All this and much more have shaped my creative experience. 
 
Currently I live in Hell’s Kitchen, New York City, with my partner of thirty years, Rick Sheinmel.

My Art

My main motivation is to create images that speak to me and will speak to you too.

As long as I can remember I have been drawing, painting, and collecting clippings and ephemera from the made world, especially those that resonated with me as specific ideas or feeling.
 
Over time, I intuitively augmented these found materials. Using impulsive gestural elements and the use of primary colors, I can apply layers and color to produce multiple outcomes. The layer hierarchy of a drawing, a photo, or clipping changes the outcome of the finished image in exciting ways. Hundreds of manipulations in size, colors or texture are made within the hierarchy and to each layer. This shuffling and changing goes on until an a-ha moment is achieved.

The transposition of the collected images onto paper or canvas can be replicated in the digital space. The size of the digital image, determined by pixel resolution, allows for great latitude. There are ideal dimensions meant to be seen at close range, and then there are prints that are ideally viewed at a distance. I think of the great French artist Georges Seurat and his pointillist masterpiece La Grande Jatte. At close range the points of color dominate, but at greater distance, the more unified the color and shapes become. That means the larger the print, the more pixelation is visible.

I outsource my giclée prints to a high-quality print service that transfers images onto canvas, rag paper, acrylic panel, or aluminum.
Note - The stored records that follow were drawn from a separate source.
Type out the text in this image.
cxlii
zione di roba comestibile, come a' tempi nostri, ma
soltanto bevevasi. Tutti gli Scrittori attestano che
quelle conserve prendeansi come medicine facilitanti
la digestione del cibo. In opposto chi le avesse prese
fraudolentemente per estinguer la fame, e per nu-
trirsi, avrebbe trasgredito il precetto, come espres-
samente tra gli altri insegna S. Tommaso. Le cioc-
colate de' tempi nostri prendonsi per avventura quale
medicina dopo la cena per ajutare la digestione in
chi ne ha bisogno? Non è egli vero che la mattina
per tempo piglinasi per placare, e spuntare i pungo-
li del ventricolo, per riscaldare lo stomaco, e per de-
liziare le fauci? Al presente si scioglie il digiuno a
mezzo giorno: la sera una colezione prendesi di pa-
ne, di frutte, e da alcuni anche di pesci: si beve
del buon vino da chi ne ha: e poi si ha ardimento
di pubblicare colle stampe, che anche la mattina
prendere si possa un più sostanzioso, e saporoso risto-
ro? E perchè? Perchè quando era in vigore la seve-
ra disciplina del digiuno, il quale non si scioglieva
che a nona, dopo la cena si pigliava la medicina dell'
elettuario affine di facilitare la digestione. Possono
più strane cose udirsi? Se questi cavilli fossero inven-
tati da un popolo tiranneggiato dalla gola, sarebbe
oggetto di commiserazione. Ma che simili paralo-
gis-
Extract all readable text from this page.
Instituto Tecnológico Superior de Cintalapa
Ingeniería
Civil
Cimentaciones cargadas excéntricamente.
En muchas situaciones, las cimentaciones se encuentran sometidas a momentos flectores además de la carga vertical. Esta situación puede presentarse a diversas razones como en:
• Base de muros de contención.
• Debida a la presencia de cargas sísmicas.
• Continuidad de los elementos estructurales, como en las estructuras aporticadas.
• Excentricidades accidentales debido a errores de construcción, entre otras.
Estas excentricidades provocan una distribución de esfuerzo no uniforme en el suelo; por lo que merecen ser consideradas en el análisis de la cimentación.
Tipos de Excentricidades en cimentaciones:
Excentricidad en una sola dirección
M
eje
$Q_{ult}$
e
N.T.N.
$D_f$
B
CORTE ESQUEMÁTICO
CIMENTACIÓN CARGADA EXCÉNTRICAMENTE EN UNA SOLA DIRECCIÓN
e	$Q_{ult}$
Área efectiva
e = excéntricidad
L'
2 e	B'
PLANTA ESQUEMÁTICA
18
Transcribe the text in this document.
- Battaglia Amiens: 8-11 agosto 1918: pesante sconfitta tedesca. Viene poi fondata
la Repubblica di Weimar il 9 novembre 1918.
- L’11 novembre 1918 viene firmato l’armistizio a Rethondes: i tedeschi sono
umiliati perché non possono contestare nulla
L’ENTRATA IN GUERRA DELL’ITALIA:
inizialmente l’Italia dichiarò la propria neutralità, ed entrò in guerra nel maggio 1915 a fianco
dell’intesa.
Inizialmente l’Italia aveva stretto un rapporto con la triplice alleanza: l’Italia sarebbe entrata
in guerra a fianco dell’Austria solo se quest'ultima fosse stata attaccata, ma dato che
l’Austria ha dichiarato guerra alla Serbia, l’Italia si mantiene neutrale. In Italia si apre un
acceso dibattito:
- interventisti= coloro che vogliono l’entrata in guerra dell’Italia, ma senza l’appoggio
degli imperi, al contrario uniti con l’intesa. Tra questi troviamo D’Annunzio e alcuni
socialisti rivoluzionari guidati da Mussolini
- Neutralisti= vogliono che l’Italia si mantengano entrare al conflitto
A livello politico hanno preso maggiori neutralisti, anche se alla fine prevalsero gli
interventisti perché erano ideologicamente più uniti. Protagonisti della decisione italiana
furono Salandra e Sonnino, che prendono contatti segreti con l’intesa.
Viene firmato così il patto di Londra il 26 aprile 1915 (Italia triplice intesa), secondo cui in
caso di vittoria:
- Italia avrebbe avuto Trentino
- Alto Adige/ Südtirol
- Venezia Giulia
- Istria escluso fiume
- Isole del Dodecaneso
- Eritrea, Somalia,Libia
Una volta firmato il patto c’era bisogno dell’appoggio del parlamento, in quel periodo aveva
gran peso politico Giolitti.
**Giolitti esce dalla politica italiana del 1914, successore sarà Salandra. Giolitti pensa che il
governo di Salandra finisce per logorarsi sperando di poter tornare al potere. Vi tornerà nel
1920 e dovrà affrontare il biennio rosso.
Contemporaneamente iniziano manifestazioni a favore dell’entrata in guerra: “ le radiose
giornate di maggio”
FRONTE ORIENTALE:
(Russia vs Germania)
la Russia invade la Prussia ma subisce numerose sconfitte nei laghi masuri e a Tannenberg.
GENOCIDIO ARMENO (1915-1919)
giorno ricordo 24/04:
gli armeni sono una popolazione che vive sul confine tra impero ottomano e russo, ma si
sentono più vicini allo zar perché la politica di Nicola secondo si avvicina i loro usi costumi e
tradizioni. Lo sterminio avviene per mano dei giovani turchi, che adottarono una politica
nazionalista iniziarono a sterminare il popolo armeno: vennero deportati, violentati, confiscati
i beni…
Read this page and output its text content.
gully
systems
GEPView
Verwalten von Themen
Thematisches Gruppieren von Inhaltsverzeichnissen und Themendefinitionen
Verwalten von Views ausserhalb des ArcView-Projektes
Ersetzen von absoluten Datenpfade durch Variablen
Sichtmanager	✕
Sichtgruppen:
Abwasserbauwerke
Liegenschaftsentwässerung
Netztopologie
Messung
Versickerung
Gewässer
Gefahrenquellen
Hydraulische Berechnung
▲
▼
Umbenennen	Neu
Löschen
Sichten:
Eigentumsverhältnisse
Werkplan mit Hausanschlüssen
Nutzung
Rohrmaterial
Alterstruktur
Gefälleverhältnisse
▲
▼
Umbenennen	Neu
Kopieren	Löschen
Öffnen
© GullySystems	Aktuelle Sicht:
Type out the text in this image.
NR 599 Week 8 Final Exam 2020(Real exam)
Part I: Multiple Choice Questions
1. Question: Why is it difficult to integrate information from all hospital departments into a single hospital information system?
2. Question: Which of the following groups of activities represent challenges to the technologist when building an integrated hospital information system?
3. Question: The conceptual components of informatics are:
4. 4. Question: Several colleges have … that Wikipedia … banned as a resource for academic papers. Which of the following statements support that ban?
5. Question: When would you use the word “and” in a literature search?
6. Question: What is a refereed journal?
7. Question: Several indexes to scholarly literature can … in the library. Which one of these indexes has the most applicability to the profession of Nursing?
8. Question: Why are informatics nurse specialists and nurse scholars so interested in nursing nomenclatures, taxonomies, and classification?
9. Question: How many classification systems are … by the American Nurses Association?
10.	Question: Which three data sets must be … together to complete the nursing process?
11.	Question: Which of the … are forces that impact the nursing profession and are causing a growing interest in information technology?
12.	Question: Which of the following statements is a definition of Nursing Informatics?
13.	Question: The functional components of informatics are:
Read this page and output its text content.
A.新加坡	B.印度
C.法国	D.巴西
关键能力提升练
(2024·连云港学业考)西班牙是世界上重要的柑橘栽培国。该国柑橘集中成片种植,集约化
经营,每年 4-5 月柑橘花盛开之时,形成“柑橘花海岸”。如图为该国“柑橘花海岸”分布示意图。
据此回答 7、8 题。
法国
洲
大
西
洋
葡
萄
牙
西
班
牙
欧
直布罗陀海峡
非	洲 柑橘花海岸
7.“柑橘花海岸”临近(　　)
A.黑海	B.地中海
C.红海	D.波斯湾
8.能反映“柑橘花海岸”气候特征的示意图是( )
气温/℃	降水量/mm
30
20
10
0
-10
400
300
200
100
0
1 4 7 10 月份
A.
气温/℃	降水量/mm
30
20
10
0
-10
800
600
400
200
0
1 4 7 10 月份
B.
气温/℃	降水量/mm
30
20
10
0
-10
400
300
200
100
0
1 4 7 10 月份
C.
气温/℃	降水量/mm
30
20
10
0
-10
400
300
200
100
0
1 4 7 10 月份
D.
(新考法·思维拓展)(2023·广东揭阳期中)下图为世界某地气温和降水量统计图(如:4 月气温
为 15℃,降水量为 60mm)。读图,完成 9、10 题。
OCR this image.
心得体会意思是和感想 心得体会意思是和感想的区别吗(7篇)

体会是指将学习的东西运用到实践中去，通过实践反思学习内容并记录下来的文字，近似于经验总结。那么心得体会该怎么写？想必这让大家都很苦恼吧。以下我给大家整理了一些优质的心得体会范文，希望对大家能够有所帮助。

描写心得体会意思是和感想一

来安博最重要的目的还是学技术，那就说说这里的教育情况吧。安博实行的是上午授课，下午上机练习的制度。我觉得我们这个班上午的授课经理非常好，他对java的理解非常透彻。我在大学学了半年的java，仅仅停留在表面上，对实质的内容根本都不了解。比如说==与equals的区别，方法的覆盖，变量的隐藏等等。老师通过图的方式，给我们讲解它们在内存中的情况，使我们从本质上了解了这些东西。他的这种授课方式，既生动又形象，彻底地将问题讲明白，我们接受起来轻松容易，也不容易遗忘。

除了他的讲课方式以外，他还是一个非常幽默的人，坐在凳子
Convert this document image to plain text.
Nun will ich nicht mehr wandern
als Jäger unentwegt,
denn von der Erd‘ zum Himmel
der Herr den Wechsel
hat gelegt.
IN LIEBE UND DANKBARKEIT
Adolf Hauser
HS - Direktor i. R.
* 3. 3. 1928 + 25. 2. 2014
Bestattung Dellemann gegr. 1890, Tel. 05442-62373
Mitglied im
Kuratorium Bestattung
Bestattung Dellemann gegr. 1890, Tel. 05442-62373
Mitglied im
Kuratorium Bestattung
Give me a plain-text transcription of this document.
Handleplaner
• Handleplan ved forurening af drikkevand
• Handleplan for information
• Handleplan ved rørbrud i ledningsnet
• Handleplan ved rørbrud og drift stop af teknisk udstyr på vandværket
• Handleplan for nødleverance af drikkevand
Within these collections movement in time and space is explored. The resonance of the finished image is personal and accessible to the viewer.

On the journey the artist sleeps, dreams, awakens, and set about putting it all before you—the audience.

I like how Theodore Rothke speaks of this journey in his poem The Waking:
I wake to sleep, and take my waking slow.
I feel my fate in what I cannot fear.
I learn by going where I have to go.